Embrace a Fresh Start This Fall: Why Under-committing to Activities Leads to Balance and Peace of Mind
Fall brings a whirlwind of activities for school, home, church, and other areas. You may already be feeling a bit anxious about all that coming up. This fall set the stage for more intentional living by reassessing commitments and having less to do. Now is the time for understanding overcommitment and the negative impacts of overcommitting on mental health and productivity.
Signs of overcommitment
There are many signs that you are overcommitting. For you, looking at your calendar you see no white space. There are no time blocks for preparation for meetings. You feel irritable attending a meeting because you have too much to do. Your home has become a drop zone, with many filled bags waiting for items to be put away. For your kiddos, they are resistant to activities because they are tired. Their rooms have become cluttered. They go to bed late because activities fill their days to the brim. Overcommitment has an impact on mental health and getting stuff done.

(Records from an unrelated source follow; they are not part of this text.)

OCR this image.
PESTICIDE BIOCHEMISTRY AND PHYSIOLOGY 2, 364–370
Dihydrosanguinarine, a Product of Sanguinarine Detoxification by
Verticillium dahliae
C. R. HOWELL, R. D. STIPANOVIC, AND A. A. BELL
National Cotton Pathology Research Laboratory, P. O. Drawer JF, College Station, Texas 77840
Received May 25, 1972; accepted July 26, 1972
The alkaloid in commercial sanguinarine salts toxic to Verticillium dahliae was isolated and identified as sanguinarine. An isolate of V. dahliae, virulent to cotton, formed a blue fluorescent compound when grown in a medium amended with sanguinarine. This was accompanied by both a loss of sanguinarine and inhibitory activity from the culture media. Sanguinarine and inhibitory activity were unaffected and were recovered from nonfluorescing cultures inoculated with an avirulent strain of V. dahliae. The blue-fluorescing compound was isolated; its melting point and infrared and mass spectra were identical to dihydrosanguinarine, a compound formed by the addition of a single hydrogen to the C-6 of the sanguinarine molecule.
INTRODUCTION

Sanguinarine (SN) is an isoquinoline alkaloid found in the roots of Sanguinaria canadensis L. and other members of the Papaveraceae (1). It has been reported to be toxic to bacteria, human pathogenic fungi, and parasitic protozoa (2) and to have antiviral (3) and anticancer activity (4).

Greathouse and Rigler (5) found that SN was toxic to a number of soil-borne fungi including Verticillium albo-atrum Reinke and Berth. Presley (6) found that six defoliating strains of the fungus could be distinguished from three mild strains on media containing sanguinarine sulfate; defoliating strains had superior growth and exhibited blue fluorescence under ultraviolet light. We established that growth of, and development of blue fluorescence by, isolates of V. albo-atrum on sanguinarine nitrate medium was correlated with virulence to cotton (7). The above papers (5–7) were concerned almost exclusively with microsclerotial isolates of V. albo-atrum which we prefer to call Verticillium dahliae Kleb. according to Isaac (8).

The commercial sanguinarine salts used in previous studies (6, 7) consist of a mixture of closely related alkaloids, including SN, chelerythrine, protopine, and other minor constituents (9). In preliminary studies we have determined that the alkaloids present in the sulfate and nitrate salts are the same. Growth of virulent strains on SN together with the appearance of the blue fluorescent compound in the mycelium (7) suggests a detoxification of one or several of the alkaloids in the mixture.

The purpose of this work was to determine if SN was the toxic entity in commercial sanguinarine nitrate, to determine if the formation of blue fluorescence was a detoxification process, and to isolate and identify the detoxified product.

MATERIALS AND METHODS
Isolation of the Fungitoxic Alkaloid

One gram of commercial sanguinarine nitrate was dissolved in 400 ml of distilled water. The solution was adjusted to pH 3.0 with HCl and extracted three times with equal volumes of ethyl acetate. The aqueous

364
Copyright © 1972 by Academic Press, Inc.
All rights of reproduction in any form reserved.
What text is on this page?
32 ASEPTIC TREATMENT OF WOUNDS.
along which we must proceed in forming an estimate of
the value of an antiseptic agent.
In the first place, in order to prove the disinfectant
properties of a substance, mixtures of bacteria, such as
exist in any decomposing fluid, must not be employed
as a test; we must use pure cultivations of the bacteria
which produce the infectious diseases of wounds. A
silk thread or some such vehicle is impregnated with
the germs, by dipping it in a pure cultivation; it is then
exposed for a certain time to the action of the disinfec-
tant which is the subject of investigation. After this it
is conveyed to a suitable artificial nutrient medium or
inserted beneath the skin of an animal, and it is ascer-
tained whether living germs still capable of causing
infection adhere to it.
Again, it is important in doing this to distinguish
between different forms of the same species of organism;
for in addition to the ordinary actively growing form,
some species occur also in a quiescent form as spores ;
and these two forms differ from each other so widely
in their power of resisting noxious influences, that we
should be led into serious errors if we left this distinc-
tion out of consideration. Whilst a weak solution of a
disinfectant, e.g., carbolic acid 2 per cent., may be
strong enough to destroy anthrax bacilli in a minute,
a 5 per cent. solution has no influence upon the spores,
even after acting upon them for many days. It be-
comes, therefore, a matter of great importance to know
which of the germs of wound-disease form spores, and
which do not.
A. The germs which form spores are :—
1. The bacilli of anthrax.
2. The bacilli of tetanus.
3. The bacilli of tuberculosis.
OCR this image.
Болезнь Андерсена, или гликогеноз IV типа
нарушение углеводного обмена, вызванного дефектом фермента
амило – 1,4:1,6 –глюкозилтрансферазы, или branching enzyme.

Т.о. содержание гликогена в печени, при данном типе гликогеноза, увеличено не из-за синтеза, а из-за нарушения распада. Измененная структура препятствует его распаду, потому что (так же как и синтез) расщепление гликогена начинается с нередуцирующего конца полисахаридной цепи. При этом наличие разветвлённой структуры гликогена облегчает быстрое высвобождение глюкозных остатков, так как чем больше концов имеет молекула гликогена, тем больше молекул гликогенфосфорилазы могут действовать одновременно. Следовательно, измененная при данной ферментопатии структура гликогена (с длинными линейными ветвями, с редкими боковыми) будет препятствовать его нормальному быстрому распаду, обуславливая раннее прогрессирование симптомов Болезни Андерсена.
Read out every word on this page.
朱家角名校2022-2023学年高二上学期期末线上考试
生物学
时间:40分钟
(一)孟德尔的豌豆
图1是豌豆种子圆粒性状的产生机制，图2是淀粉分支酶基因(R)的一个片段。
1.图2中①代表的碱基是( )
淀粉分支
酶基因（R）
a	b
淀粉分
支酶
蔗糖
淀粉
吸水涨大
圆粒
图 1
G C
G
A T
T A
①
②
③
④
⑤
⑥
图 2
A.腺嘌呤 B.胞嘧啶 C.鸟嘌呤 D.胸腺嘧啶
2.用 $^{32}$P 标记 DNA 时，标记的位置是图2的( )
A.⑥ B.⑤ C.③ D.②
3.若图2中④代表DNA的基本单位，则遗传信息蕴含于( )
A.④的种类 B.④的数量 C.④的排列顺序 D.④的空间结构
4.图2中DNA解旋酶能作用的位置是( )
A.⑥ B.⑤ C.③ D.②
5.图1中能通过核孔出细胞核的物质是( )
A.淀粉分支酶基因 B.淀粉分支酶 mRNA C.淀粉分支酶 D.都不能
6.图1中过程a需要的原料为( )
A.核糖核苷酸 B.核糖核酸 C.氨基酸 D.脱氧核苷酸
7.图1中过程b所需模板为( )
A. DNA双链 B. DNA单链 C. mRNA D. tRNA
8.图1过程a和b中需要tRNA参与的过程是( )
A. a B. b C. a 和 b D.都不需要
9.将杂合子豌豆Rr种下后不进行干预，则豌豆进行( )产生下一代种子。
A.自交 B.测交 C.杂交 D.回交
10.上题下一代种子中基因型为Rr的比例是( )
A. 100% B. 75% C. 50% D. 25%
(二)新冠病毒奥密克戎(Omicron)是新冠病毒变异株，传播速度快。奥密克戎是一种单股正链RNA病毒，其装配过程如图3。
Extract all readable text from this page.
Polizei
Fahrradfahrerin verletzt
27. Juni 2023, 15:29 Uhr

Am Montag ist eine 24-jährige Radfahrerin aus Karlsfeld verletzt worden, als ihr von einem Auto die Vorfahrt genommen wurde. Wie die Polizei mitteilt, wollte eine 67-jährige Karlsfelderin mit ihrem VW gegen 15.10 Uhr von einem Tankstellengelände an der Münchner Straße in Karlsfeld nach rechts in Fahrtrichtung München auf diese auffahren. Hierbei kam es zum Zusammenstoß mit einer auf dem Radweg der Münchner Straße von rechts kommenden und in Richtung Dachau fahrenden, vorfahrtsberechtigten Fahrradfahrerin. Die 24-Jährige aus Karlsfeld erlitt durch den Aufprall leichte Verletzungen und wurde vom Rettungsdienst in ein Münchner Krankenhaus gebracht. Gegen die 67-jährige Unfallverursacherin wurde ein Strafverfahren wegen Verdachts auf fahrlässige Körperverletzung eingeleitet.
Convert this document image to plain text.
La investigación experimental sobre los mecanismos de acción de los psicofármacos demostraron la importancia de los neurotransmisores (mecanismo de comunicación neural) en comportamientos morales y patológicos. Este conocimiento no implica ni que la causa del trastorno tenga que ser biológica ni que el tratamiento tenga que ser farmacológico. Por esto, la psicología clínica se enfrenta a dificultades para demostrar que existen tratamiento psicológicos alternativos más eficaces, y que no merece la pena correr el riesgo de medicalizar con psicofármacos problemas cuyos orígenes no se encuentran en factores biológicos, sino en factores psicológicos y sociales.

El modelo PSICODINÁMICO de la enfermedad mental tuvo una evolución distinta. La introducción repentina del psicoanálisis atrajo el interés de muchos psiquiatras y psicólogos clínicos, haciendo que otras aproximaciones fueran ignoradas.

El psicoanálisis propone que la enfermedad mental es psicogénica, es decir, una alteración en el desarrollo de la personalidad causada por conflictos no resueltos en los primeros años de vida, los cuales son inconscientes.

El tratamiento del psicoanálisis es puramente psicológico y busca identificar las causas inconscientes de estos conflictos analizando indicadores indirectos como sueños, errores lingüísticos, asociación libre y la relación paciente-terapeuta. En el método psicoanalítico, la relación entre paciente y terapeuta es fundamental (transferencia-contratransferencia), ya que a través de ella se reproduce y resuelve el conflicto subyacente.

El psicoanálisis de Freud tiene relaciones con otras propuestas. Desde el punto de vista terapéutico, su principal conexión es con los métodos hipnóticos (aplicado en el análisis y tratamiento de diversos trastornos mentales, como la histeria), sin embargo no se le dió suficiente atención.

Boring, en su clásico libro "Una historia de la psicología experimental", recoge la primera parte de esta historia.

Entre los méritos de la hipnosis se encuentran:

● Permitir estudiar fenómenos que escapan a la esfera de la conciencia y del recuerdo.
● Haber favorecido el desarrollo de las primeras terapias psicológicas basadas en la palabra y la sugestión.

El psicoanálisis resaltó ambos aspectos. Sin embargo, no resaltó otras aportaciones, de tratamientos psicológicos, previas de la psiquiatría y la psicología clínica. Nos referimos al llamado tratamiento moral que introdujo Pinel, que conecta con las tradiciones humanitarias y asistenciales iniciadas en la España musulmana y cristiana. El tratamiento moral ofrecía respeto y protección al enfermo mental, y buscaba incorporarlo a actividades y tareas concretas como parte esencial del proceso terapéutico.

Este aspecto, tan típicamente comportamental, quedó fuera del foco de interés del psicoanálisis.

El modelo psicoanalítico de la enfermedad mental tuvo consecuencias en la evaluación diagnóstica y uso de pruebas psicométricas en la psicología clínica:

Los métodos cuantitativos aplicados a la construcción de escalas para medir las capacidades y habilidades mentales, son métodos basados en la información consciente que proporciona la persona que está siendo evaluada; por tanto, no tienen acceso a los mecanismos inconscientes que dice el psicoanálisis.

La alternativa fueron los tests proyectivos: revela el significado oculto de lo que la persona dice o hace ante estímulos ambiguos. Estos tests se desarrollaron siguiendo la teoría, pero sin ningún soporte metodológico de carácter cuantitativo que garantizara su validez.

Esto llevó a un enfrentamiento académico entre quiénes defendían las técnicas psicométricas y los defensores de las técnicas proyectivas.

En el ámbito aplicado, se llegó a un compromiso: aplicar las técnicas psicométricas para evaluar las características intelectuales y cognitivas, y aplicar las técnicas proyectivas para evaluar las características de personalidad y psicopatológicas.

Benefits of under-committing
To begin to reassess, you must first know the benefits of this change. The most beneficial aspect of under-committing is the increase in focus and well-being. With less to do on any day, there is always less stress. You will feel more balanced by having time to do what you love, as well as what you are required to do. You will be able to concentrate more without having to get so much completed. Having a better work-life balance comes from having unscheduled time. Jot down a few of your reasons for why to undercommit this year and clear out your schedule.
Getting started
First, it is best to evaluate your current commitments. What are the essential and non-essential activities you are committed to? What is essential to your values? Are your commitments supporting what you know to be best for you and your family? What is the true impact and what is required? Are your commitments bringing in funds that support your family’s values? Answering these questions allows you to weigh in on your commitments. Write out this list and prioritize. There are no right or wrong answers, but you will know what is best for you and your family. There are many great activities but at times we have to stagger commitments to keep our time better balanced.
Strategies for under committing
Now that you have evaluated and prioritized your commitments, it is time to learn and reinforce what you know to be true about commitments. Now that you are working toward your priorities, it is time for you to set boundaries for yourself. It is easy to over-commit without this. A boundary for yourself might be creating rules about how many activities you or your kiddos are in at any given time. For some families that is one sport for each kiddo for each season. Other parents choose to take a large volunteer role instead of many small commitments. You know best what works for yourself and your family. Find a rule that works well for saying “no” such as, “I have to check my calendar first.” Creating a pause before saying yes helps you assess. Your goal is a realistic, manageable schedule that incorporates self-care.
Maintaining balance
The key to consistent balance is regularly assessing and re-assessing commitments. As commitments change throughout the year, be mindful of your new rules for commitment. It is crucial to your schedule to regularly assess your commitments in order to stay in balance. Assess your commitments during your weekly planning time.
Take time before the fall to be mindful of this year’s commitments. You will have more joy in the responsibilities you choose by prioritizing and under-committing.
I’ve gotten better at this over time, but it isn’t easy. I have a visceral reaction to those days when I look at my calendar and see no white space. I feel I need to rally my energy to get through. In contrast, days with lots of white space feel luxurious, so I get what you mean about feeling more peaceful.
One thing I realized a couple of years ago is that I shouldn’t just automatically “resignup” for things. Just because I took part in a certain group, activity, or volunteer role in a previous year doesn’t mean I need to do it again. I make myself stop and ask myself if this is right for me this year. Just a touch of mindfulness before I dive in!
The timing of this message is perfect. Even though summer isn’t officially over yet, I can feel the days getting fuller and more commitments arising. Without regularly evaluating priorities, time, and commitments, it’s easy to become over-committed. And that never feels good.
Knowing your boundaries and having some language around saying no is helpful. I like your suggestion about checking your calendar before responding to a request. As you said, it gives you a slight pause to reflect before experiencing the regret of overcommitting.
Gone are the days of automatically doing anything. Our culture right now seems to be evaluating all commitments. I am glad you are finding this helpful for your peace of mind too!
Being proactive about our commitments makes us think about our level of commitment and reason behind the commitment. Glad you are pausing too!